Allmählich müßten den Kritikern von George W. Bush die Ausreden ausgehen, warum der Araber als solcher seine Freiheit lieber an die Lieblingsdiktatoren des europäischen Establishments abtritt, anstatt selbst von ihr Gebrauch zu machen. Und auch die unweigerlichen "Aber Ägypten, aber Saudi-Arabien"-Rufe jener, die dem US-Imperialismus aus grundsätzlichen Erwägungen jede Fähigkeit absprechen, frühere Fehler zu korrigieren, dürften hinfort etwas verhaltener vorgetragen werden.
Das politische Beben, welches gerade den Nahen und Mittleren Osten erfaßt, erschüttert aber nicht nur die Herrschaft der dortigen Despoten, um die es jetzt plötzlich einsamer wird, es zertrümmert sogar noch tausende Kilometer entfernt in den Hauptstädten des alten Europa liebgewordene Illusionen wie z.B. die von der heilsamen Wirkung der moralisch ach so überlegenen "soft power".

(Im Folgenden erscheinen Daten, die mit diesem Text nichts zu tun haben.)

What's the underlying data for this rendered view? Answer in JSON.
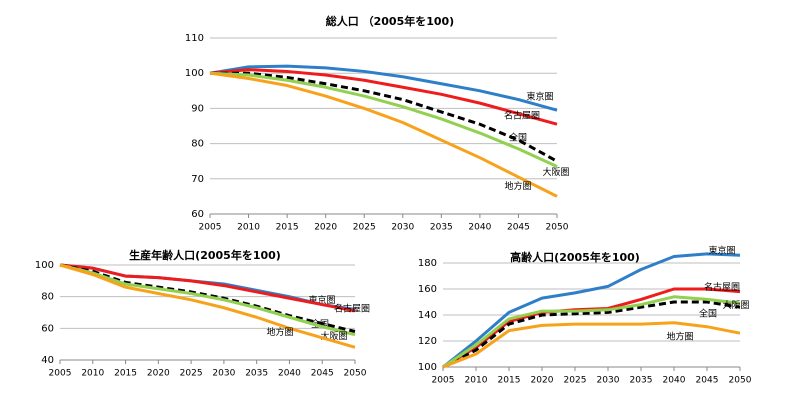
{
  "chart_data": [
    {
      "type": "line",
      "title": "総人口 （2005年を100)",
      "x": [
        2005,
        2010,
        2015,
        2020,
        2025,
        2030,
        2035,
        2040,
        2045,
        2050
      ],
      "xlim": [
        2005,
        2050
      ],
      "xticks": [
        2005,
        2010,
        2015,
        2020,
        2025,
        2030,
        2035,
        2040,
        2045,
        2050
      ],
      "ylim": [
        60,
        110
      ],
      "yticks": [
        60,
        70,
        80,
        90,
        100,
        110
      ],
      "grid": true,
      "series": [
        {
          "name": "東京圏",
          "color": "#2e7fc8",
          "values": [
            100,
            101.8,
            102,
            101.5,
            100.5,
            99,
            97,
            95,
            92.5,
            89.5
          ]
        },
        {
          "name": "名古屋圏",
          "color": "#ee1c1c",
          "values": [
            100,
            101,
            100.5,
            99.5,
            98,
            96,
            94,
            91.5,
            88.5,
            85.5
          ]
        },
        {
          "name": "全国",
          "color": "#000000",
          "dashed": true,
          "values": [
            100,
            100,
            98.8,
            97,
            95,
            92.5,
            89,
            85.5,
            81,
            75
          ]
        },
        {
          "name": "大阪圏",
          "color": "#92d050",
          "values": [
            100,
            99.5,
            98,
            96,
            93.5,
            90.5,
            87,
            83,
            78.5,
            73.5
          ]
        },
        {
          "name": "地方圏",
          "color": "#f7a21b",
          "values": [
            100,
            98.5,
            96.5,
            93.5,
            90,
            86,
            81,
            76,
            70.5,
            65
          ]
        }
      ]
    },
    {
      "type": "line",
      "title": "生産年齢人口(2005年を100)",
      "x": [
        2005,
        2010,
        2015,
        2020,
        2025,
        2030,
        2035,
        2040,
        2045,
        2050
      ],
      "xlim": [
        2005,
        2050
      ],
      "xticks": [
        2005,
        2010,
        2015,
        2020,
        2025,
        2030,
        2035,
        2040,
        2045,
        2050
      ],
      "ylim": [
        40,
        100
      ],
      "yticks": [
        40,
        60,
        80,
        100
      ],
      "grid": true,
      "series": [
        {
          "name": "東京圏",
          "color": "#2e7fc8",
          "values": [
            100,
            98,
            93,
            92,
            90,
            88,
            84,
            80,
            75,
            72
          ]
        },
        {
          "name": "名古屋圏",
          "color": "#ee1c1c",
          "values": [
            100,
            98,
            93,
            92,
            90,
            87,
            83,
            79,
            75,
            71
          ]
        },
        {
          "name": "全国",
          "color": "#000000",
          "dashed": true,
          "values": [
            100,
            96,
            89,
            86,
            83,
            79,
            74,
            68,
            63,
            58
          ]
        },
        {
          "name": "大阪圏",
          "color": "#92d050",
          "values": [
            100,
            95,
            88,
            85,
            82,
            78,
            73,
            67,
            61,
            56
          ]
        },
        {
          "name": "地方圏",
          "color": "#f7a21b",
          "values": [
            100,
            94,
            86,
            82,
            78,
            73,
            67,
            60,
            54,
            48
          ]
        }
      ]
    },
    {
      "type": "line",
      "title": "高齢人口(2005年を100)",
      "x": [
        2005,
        2010,
        2015,
        2020,
        2025,
        2030,
        2035,
        2040,
        2045,
        2050
      ],
      "xlim": [
        2005,
        2050
      ],
      "xticks": [
        2005,
        2010,
        2015,
        2020,
        2025,
        2030,
        2035,
        2040,
        2045,
        2050
      ],
      "ylim": [
        100,
        190
      ],
      "yticks": [
        100,
        120,
        140,
        160,
        180
      ],
      "grid": true,
      "series": [
        {
          "name": "東京圏",
          "color": "#2e7fc8",
          "values": [
            100,
            120,
            142,
            153,
            157,
            162,
            175,
            185,
            187,
            186
          ]
        },
        {
          "name": "名古屋圏",
          "color": "#ee1c1c",
          "values": [
            100,
            115,
            135,
            142,
            144,
            145,
            152,
            160,
            160,
            158
          ]
        },
        {
          "name": "全国",
          "color": "#000000",
          "dashed": true,
          "values": [
            100,
            113,
            133,
            140,
            141,
            142,
            146,
            150,
            150,
            146
          ]
        },
        {
          "name": "大阪圏",
          "color": "#92d050",
          "values": [
            100,
            117,
            137,
            143,
            143,
            144,
            148,
            154,
            152,
            149
          ]
        },
        {
          "name": "地方圏",
          "color": "#f7a21b",
          "values": [
            100,
            110,
            128,
            132,
            133,
            133,
            133,
            134,
            131,
            126
          ]
        }
      ]
    }
  ]
}
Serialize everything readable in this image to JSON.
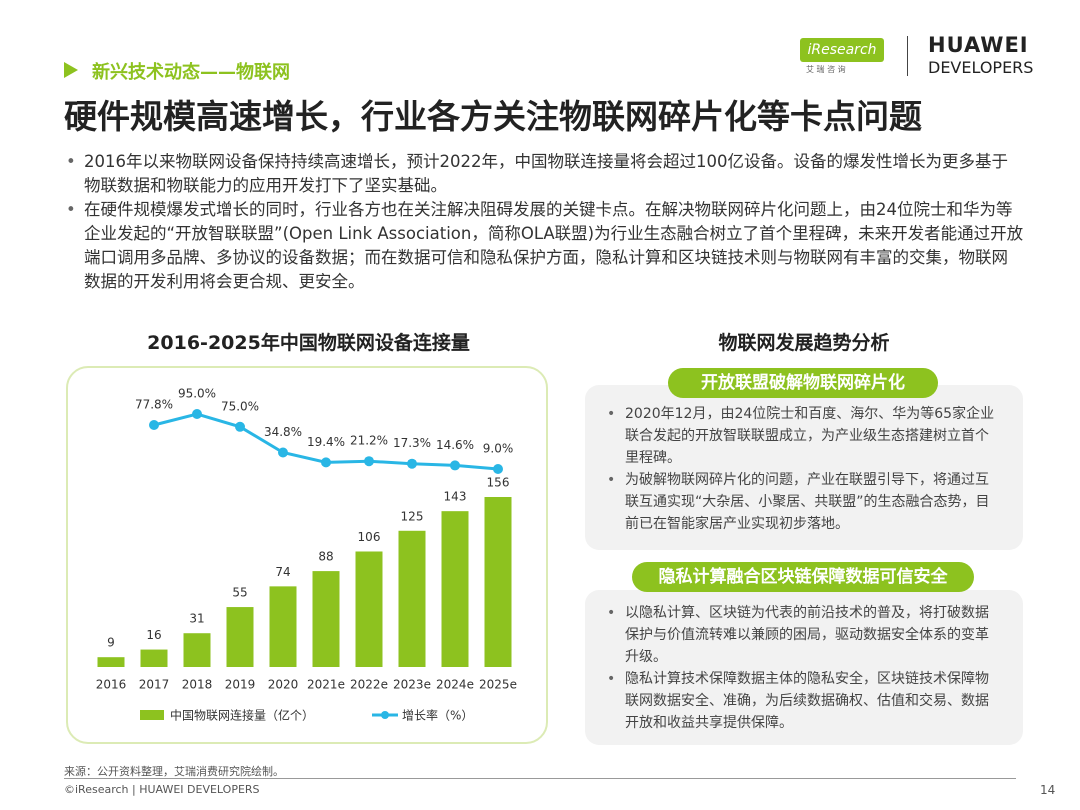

Denn während Chirac und Schröder in den letzten Jahren nur auf Verlierer wie Saddam, Assad und Khameini gesetzt haben, und sich diesen gegenüber trotz schwerster Menschenrechtsverletzungen nicht zu mehr als "kritischem Dialog" verpflichten lassen wollten, haben die US-Cowboys auf vielleicht archaischere und weniger filigrane, dafür aber umso wirkungsvollere Methoden zurückgegriffen.
Denn die "Winds of Change", die jetzt den Wüstenstaub durcheinanderwirbeln, wurden nicht durch die heiße Luft europäischer Gesprächsdiplomatie erzeugt, sondern durch die Stiefel amerikanischer Marineinfanteristen, die Reifen ihrer Humvees, die Ketten der Abrams-Panzer, die Rotoren der Apache-Helikopter und die Triebwerke der trägergestützten Hornets.
Es wird daher Zeit für die Vertreter der "Achse des Friedens" darüber nachzudenken, ob deutsche G-3 Sturmgewehre, französische Mirage-Jagdbomber oder russische T-72-Tanks auch weiterhin nur im aussichtslosen Kampf für eine falsche Sache von den US-Streitkräften vorzeitig in Altmetall verwandelt werden, oder ob sie in Zukunft nicht lieber auch zu Symbolen der Befreiung statt der Unterdrückung werden wollen.
So alt sollte nicht mal das alte Europa sein, daß es nicht noch etwas dazulernen könnte.